If there is such a meme somewhere, I suspect it's mostly in your head. Where did you get that nonsense that monopolies (including in gaming) are fine? The fact that some industries cannot support more than a few operators does not mean monopolies are ok. Gaming is not even close to being such industry and it's utterly ridiculous trying to compare it to energy or food industry.

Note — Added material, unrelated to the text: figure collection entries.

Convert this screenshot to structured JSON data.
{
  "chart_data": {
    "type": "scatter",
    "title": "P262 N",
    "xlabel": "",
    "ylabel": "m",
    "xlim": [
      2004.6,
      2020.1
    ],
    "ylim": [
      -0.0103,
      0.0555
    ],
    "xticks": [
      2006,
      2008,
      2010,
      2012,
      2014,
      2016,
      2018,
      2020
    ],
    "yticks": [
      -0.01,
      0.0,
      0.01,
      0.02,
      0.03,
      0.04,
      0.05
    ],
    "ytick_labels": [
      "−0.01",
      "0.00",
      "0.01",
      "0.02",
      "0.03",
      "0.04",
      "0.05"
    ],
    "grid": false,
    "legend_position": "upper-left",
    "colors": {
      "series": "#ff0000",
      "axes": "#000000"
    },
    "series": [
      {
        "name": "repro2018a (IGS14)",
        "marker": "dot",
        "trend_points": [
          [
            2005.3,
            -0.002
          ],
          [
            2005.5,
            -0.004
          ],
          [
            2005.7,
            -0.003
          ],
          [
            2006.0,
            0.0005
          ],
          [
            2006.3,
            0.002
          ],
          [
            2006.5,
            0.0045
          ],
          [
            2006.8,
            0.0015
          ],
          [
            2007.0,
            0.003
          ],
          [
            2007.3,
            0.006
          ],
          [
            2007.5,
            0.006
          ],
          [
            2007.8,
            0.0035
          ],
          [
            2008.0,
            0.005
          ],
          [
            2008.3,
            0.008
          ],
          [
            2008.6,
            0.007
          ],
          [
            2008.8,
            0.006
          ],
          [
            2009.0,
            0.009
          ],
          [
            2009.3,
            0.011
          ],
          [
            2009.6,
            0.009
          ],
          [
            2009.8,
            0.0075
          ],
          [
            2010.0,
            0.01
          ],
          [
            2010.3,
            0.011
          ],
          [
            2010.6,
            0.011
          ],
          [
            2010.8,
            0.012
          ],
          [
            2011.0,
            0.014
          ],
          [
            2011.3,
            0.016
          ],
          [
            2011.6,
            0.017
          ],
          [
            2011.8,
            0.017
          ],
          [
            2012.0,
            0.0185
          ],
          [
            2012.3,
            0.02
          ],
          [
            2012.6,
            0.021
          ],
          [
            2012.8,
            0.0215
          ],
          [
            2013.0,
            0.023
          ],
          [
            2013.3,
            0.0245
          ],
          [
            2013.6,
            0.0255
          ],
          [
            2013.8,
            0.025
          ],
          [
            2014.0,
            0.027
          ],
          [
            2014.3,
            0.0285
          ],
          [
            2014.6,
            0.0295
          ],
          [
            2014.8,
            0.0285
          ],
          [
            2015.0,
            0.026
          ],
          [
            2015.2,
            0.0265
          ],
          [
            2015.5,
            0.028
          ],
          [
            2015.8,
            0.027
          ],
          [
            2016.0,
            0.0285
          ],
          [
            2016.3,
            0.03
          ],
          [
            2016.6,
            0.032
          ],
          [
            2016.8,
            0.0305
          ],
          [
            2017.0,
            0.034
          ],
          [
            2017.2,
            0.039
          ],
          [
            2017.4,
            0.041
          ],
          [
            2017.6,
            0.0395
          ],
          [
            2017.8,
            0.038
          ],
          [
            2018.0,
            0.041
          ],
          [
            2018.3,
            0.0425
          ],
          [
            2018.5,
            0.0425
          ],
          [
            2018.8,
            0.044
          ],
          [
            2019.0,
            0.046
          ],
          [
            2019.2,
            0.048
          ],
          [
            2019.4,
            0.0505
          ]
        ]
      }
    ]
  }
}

Monopolies on health: depends on which type of pharmaceutics you're talking about. For perhaps 90% of medicines there is no monopoly. I'm sure you yourself can think of 5-10 huge pharma companies on the global market, plus many regional or local ones making generic drugs.
I know that in the US there have been some companies who managed to monopolise a specific drug and then basically extort the people needing it, but that is on the local regulators who allowed it to happen. Other than that you have highly specialised (and usually exorbitantly expensive) medicines that only a couple of companies globally can make. There's not much you can do there - it's not like you can force others to suddenly discover the same formula or to nationalise and distribute the drug yourself (history shows such foolishness never works).
As for energy, that is hardly surprising and that's also why most countries have some form of specialised regulatory body just for energy companies. Those industries have enormous barriers to entry simply due to the costs and required infrastructure to extract, generate, process and transport energy; not to mention the fact that countries generally sell license to exploit resources (e.g. natural gas) in a certain area and you usually have only one company per area with such license. There are only so many nuclear power stations or oil refineries a certain area can support or private operators are willing to finance (especially seeing their potential profits rapidly drop with increased number of such infrastructures).
Monopolies on food?! Where on Earth do you live? North Korea?